An inch of water, he said, is considered thorough and enough to keep a lawn alive.

¢ Don't forget the trees. "Chances are your lawn is going to come back," Wood said. "Your trees may not."

¢ "Mulch keeps the soil cool and the moisture in," Peuser said. Also, garden stores now sell "Tree Gators," nylon bags that fill with water, leaking slowly into the ground over four or five hours.

-Staff writer Mike Belt contributed to this report.


good_kitty 11 years, 9 months ago

stop watering your damn lawns people! Nobody cares if your lawn is green except for other lawn-vain people and why should you care what other shallow people think? "Ooooh, watch out for those neighbors, their lawn is brown, they must be bad people."

flames_over_the_wasteland 11 years, 9 months ago

Has anybody's tap water tasted / smelled strange lately? My water has for about a week, and I'm wondering what's going on . . .

Jay_Z 11 years, 9 months ago


It's not a matter of what other people think. For some people a lawn is an investment. For others who enjoy gardening and such, they take pride in keeping their lawns looking nice.

I recently purchased my home and had sod laid in the front yard. You bet your ass I water it almost daily with the heat we've had.....I'm not gonna let it die b/c some moron such as yourself doesn't like it when people water their yards.

redneck 11 years, 9 months ago

Maybe we should start conserving water now, instead of waiting until it gets worse. Here is an idea! Stop watering in the middle of the day and don't let the water run down the gutter as if there is no tomorrow. Dillons and Quick shop @ 6th and Wakarusa do this every day of the week. How about you get one of those new fangled devices that AUTOMATICALLY turn the water on at 4am. That way the water doesn't evaporate as much. I was told that like 68% of the adult population in Lawrence have some kind of a degree. With that many intelligent people living here, you would think that the people who run Lawrence could figure out how to stop wasting water. Here is another idea. Plant buffalo grass and you will only have to water it thourghly once a month. I used to live in Hays where they are now begging for water and I only had to water my buffalo grass once a month. It really does turn green if you water it and throw some fertilizer on it once in a while. It's not quite as dark green as bluegrass, but who said that grass is supposed to be that dark green anyway. Buffalo grass is native to Kansas. In other words, buffalo grass is what was here when the settlers came to this area. I know if we really wanted to conserve water, that we could figure out a way to get it done. This used to be a desert of sorts and it will become a desert again if we don't pull our heads out of the sand and tackle this task head on.

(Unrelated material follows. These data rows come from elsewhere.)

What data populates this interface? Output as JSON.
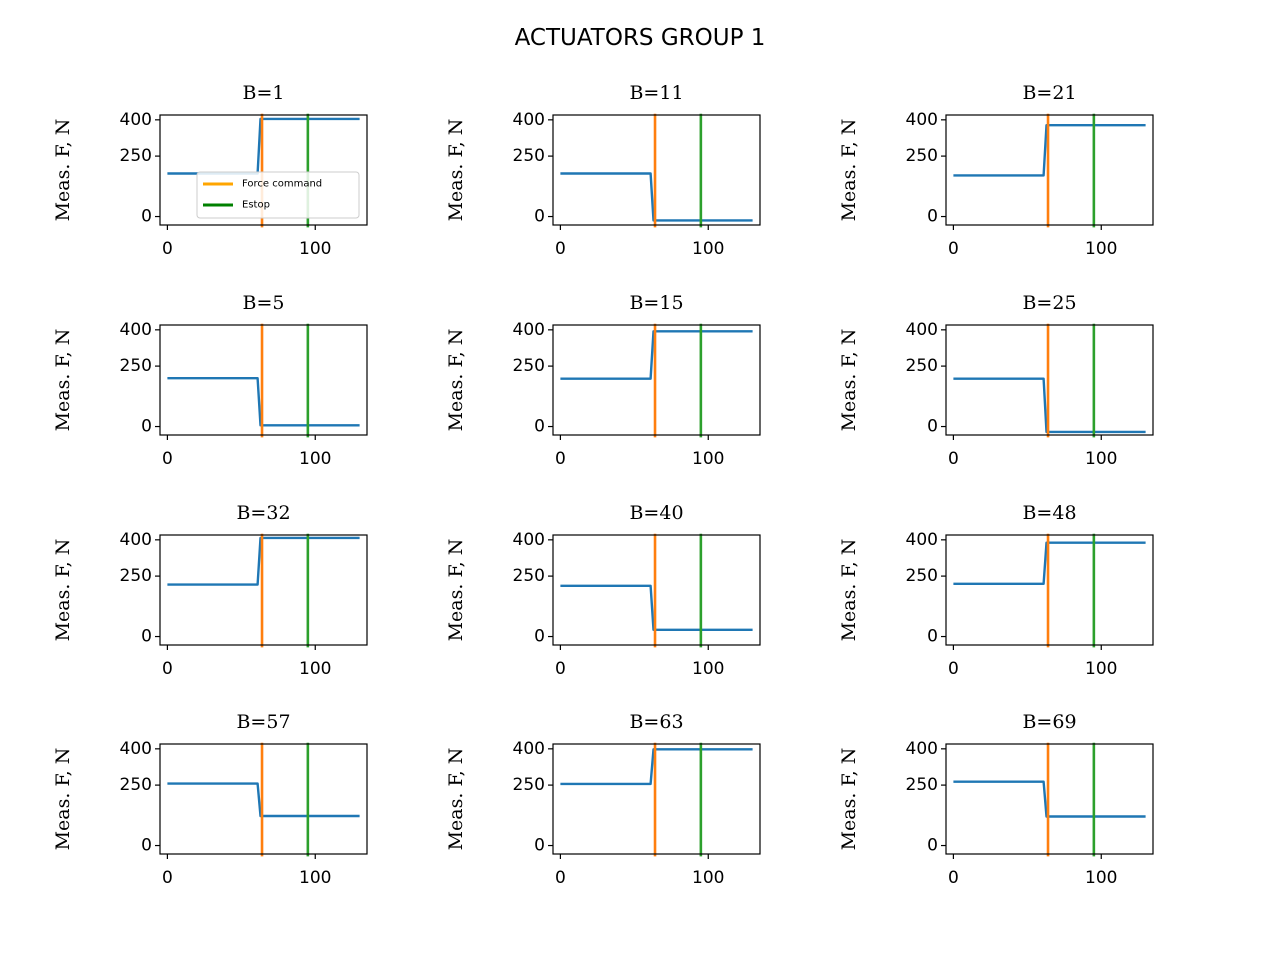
{
  "figure": {
    "title": "ACTUATORS GROUP 1"
  },
  "legend": {
    "placement": "lower-right of first panel",
    "entries": [
      {
        "label": "Force command",
        "color": "#ffa500"
      },
      {
        "label": "Estop",
        "color": "#008000"
      }
    ]
  },
  "colors": {
    "measured": "#1f77b4",
    "force_command_line": "#ff7f0e",
    "estop_line": "#2ca02c"
  },
  "chart_data": [
    {
      "type": "line",
      "title": "B=1",
      "ylabel": "Meas. F, N",
      "xlim": [
        -5,
        135
      ],
      "ylim": [
        -35,
        420
      ],
      "xticks": [
        0,
        100
      ],
      "yticks": [
        0,
        250,
        400
      ],
      "series": [
        {
          "x": [
            0,
            61,
            63,
            130
          ],
          "y": [
            178,
            178,
            404,
            404
          ]
        }
      ],
      "force_command_x": 64,
      "estop_x": 95
    },
    {
      "type": "line",
      "title": "B=11",
      "ylabel": "Meas. F, N",
      "xlim": [
        -5,
        135
      ],
      "ylim": [
        -35,
        420
      ],
      "xticks": [
        0,
        100
      ],
      "yticks": [
        0,
        250,
        400
      ],
      "series": [
        {
          "x": [
            0,
            61,
            63,
            130
          ],
          "y": [
            178,
            178,
            -16,
            -16
          ]
        }
      ],
      "force_command_x": 64,
      "estop_x": 95
    },
    {
      "type": "line",
      "title": "B=21",
      "ylabel": "Meas. F, N",
      "xlim": [
        -5,
        135
      ],
      "ylim": [
        -35,
        420
      ],
      "xticks": [
        0,
        100
      ],
      "yticks": [
        0,
        250,
        400
      ],
      "series": [
        {
          "x": [
            0,
            61,
            63,
            130
          ],
          "y": [
            170,
            170,
            378,
            378
          ]
        }
      ],
      "force_command_x": 64,
      "estop_x": 95
    },
    {
      "type": "line",
      "title": "B=5",
      "ylabel": "Meas. F, N",
      "xlim": [
        -5,
        135
      ],
      "ylim": [
        -35,
        420
      ],
      "xticks": [
        0,
        100
      ],
      "yticks": [
        0,
        250,
        400
      ],
      "series": [
        {
          "x": [
            0,
            61,
            63,
            130
          ],
          "y": [
            200,
            200,
            5,
            5
          ]
        }
      ],
      "force_command_x": 64,
      "estop_x": 95
    },
    {
      "type": "line",
      "title": "B=15",
      "ylabel": "Meas. F, N",
      "xlim": [
        -5,
        135
      ],
      "ylim": [
        -35,
        420
      ],
      "xticks": [
        0,
        100
      ],
      "yticks": [
        0,
        250,
        400
      ],
      "series": [
        {
          "x": [
            0,
            61,
            63,
            130
          ],
          "y": [
            198,
            198,
            394,
            394
          ]
        }
      ],
      "force_command_x": 64,
      "estop_x": 95
    },
    {
      "type": "line",
      "title": "B=25",
      "ylabel": "Meas. F, N",
      "xlim": [
        -5,
        135
      ],
      "ylim": [
        -35,
        420
      ],
      "xticks": [
        0,
        100
      ],
      "yticks": [
        0,
        250,
        400
      ],
      "series": [
        {
          "x": [
            0,
            61,
            63,
            130
          ],
          "y": [
            198,
            198,
            -22,
            -22
          ]
        }
      ],
      "force_command_x": 64,
      "estop_x": 95
    },
    {
      "type": "line",
      "title": "B=32",
      "ylabel": "Meas. F, N",
      "xlim": [
        -5,
        135
      ],
      "ylim": [
        -35,
        420
      ],
      "xticks": [
        0,
        100
      ],
      "yticks": [
        0,
        250,
        400
      ],
      "series": [
        {
          "x": [
            0,
            61,
            63,
            130
          ],
          "y": [
            215,
            215,
            408,
            408
          ]
        }
      ],
      "force_command_x": 64,
      "estop_x": 95
    },
    {
      "type": "line",
      "title": "B=40",
      "ylabel": "Meas. F, N",
      "xlim": [
        -5,
        135
      ],
      "ylim": [
        -35,
        420
      ],
      "xticks": [
        0,
        100
      ],
      "yticks": [
        0,
        250,
        400
      ],
      "series": [
        {
          "x": [
            0,
            61,
            63,
            130
          ],
          "y": [
            210,
            210,
            28,
            28
          ]
        }
      ],
      "force_command_x": 64,
      "estop_x": 95
    },
    {
      "type": "line",
      "title": "B=48",
      "ylabel": "Meas. F, N",
      "xlim": [
        -5,
        135
      ],
      "ylim": [
        -35,
        420
      ],
      "xticks": [
        0,
        100
      ],
      "yticks": [
        0,
        250,
        400
      ],
      "series": [
        {
          "x": [
            0,
            61,
            63,
            130
          ],
          "y": [
            218,
            218,
            388,
            388
          ]
        }
      ],
      "force_command_x": 64,
      "estop_x": 95
    },
    {
      "type": "line",
      "title": "B=57",
      "ylabel": "Meas. F, N",
      "xlim": [
        -5,
        135
      ],
      "ylim": [
        -35,
        420
      ],
      "xticks": [
        0,
        100
      ],
      "yticks": [
        0,
        250,
        400
      ],
      "series": [
        {
          "x": [
            0,
            61,
            63,
            130
          ],
          "y": [
            256,
            256,
            122,
            122
          ]
        }
      ],
      "force_command_x": 64,
      "estop_x": 95
    },
    {
      "type": "line",
      "title": "B=63",
      "ylabel": "Meas. F, N",
      "xlim": [
        -5,
        135
      ],
      "ylim": [
        -35,
        420
      ],
      "xticks": [
        0,
        100
      ],
      "yticks": [
        0,
        250,
        400
      ],
      "series": [
        {
          "x": [
            0,
            61,
            63,
            130
          ],
          "y": [
            255,
            255,
            398,
            398
          ]
        }
      ],
      "force_command_x": 64,
      "estop_x": 95
    },
    {
      "type": "line",
      "title": "B=69",
      "ylabel": "Meas. F, N",
      "xlim": [
        -5,
        135
      ],
      "ylim": [
        -35,
        420
      ],
      "xticks": [
        0,
        100
      ],
      "yticks": [
        0,
        250,
        400
      ],
      "series": [
        {
          "x": [
            0,
            61,
            63,
            130
          ],
          "y": [
            264,
            264,
            120,
            120
          ]
        }
      ],
      "force_command_x": 64,
      "estop_x": 95
    }
  ]
}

Steve Mechels 11 years, 9 months ago

For those of you who keep saying "don't water your lawns" keep in mind that there are other reasons for watering. If you have soil with a high clay content, when it gets very dry it shrinks. Why do you think there are 2" cracks in the soil, especially near the area where it dries first (e.g., next to the curb or sidewalk)? If your soil shrinks up too much you will have cracked sidewalks and foundations.